Ele lembra que, na audiência, foram eliminadas algumas dúvidas: “Por exemplo, não vai haver uma mudança constitucional? Não precisa. A Polícia Judicial é constitucional porque abarcada já está pela própria autonomia e independência do Poder Judiciário prevista no art. 96, que é essa possibilidade de organizar seus próprios serviços”.
“Então, o Supremo decide, pelos próprios ministros, em votação unânime, fazer o encaminhamento desse projeto, que tomou o número 2.447 no Congresso Nacional. Esse projeto trata tão somente da denominação funcional, troca de inspetor e agente de segurança para agente de polícia”.
Projeto tem um “jabuti”
Mas o projeto tem um “jabuti” – algo fora do tema central da proposta. Trata-se da permissão de uma acumulação de gratificação com funções comissionadas. “O projeto faz um ajuste de uma distorção antiga, que era a percepção de uma gratificação de atividade de segurança, que não podia ser cumulada com funções comissionadas”, afirma Mariano.
Ele tenta justificar o benefício extra: “O policial judicial e o agente de segurança atuam por todo o país, madrugadas congelantes em cidades do Sul. A gente transita por áreas de altíssimo risco, como a Linha Vermelha, no Rio de Janeiro. Para compensar esse servidor, foi criada a gratificação por atividade de segurança. Só que não cumulava. Então, o chefe da unidade, o chefe do policiamento, o chefe da inteligência, o secretário de segurança, que estão tão expostos quanto os operadores, não percebiam a gratificação. Era difícil ser chefe, porque você não tinha prêmio nenhum”.
Criação da Polícia exige aprovação de lei?

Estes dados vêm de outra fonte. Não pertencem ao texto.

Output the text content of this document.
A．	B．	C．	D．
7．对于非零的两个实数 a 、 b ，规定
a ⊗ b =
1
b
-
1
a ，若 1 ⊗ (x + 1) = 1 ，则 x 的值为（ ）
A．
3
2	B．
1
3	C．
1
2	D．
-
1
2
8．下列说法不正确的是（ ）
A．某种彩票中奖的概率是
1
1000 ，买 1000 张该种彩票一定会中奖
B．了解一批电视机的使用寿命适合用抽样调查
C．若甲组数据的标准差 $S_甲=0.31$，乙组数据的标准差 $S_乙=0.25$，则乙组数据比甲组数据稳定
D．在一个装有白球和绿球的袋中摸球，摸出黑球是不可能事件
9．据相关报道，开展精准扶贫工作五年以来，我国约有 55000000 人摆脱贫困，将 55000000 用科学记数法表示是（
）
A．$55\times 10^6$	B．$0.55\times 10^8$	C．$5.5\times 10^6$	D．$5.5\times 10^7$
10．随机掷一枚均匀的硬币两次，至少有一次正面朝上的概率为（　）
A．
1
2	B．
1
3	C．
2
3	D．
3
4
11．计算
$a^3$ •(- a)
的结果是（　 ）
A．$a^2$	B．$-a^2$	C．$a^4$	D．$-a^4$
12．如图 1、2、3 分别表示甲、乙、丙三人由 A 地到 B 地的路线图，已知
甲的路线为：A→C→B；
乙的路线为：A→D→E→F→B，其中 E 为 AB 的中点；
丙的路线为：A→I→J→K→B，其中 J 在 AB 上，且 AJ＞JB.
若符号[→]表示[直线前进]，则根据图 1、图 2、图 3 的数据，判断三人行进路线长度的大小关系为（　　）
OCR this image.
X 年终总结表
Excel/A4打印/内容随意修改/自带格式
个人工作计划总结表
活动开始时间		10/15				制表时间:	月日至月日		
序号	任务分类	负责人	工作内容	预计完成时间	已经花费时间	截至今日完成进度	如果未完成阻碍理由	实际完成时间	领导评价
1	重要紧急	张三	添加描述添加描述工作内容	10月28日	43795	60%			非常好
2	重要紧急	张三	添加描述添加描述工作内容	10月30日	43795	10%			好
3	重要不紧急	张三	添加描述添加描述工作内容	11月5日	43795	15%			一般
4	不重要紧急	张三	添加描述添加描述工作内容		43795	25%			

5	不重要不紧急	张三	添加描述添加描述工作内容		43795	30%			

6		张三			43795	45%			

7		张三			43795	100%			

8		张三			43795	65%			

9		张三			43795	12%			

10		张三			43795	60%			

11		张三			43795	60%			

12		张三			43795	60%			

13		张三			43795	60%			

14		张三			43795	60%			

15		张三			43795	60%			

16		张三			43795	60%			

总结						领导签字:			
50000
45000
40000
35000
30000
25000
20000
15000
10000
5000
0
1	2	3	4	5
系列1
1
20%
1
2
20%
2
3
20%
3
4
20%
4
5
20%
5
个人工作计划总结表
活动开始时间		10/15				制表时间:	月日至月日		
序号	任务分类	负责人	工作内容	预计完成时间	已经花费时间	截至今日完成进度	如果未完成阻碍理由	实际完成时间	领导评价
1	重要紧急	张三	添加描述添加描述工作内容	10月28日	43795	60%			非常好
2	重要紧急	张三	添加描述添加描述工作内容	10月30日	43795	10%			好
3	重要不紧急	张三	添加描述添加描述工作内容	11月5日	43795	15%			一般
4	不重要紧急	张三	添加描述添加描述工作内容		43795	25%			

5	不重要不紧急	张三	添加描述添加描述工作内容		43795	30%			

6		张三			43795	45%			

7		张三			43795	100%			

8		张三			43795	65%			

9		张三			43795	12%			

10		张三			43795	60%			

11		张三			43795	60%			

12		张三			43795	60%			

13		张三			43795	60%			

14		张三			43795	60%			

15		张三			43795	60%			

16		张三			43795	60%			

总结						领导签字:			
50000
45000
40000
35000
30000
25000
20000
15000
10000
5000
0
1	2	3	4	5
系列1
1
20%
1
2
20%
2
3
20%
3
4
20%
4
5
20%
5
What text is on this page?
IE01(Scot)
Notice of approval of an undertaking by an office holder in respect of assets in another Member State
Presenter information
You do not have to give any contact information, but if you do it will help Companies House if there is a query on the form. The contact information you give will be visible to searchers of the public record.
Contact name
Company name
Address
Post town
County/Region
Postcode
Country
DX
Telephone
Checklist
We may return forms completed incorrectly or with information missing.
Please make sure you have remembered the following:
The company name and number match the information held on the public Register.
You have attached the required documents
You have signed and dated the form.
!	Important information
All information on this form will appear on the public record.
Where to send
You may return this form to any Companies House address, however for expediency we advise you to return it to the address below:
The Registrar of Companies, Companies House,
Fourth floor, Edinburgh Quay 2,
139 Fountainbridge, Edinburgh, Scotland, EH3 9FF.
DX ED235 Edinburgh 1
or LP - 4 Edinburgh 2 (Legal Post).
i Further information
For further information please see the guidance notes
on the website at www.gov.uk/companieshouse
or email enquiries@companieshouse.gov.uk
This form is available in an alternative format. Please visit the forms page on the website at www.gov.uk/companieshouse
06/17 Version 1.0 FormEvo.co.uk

O blog solicitou alguns esclarecimentos ao STF em 30 de setembro. Lembrou que a Resolução 344/2020 “regulamentou” a atuação da polícia judicial, mas até então não existia a "polícia judicial". Na Lei 11.416/2006, não existe a expressão "polícia". Há apenas os "agentes e inspetores de segurança". Ou seja, a Resolução regulamentou uma carreira que ainda não existia. Na prática, a Resolução criou a carreira de policial legislativo. Não seria necessária uma lei, aprovada pelo Congresso Nacional, para criar os "agentes de polícia judicial”?
O Projeto de Lei 2.447/2022, apresentado pelo STF ao Congresso Nacional, altera a Lei 11.416/2006, substituindo as expressões “agentes e inspetores de segurança" por "policiais judiciais". Esse fato não comprovaria que a criação da polícia judicial exige a aprovação de uma lei pelo Congresso?
Segundo a interpretação do policial Igor Mariano, a Resolução 344/2020 teria apenas delegado o poder de polícia do presidente do tribunal aos policiais judiciais. Como poderia delegar esse poder se os policiais judiciais ainda não existiam?
Após a publicação da reportagem, o Supremo respondeu ao blog que o projeto de lei enviado pelo Supremo Tribunal Federal ao Congresso "visa atualizar a lei que trata das carreiras do Poder Judiciário da União em relação aos cargos de segurança institucional e prevê a possibilidade de acúmulo da gratificação por atividade de segurança, devida aos agentes de modo geral, com uma função comissionada ou cargo em comissão, para quem tem posição de chefia".
Conforme a justificativa do projeto, destaca o STF, “as atualizações pretendidas procuram adequar a lei, cujo texto original é de 2006, aos recentes aperfeiçoamentos da área de segurança”. A justificativa deixa claro ainda que “as alterações propostas não ensejam na criação de cargos, mas apenas na alteração da nomenclatura”.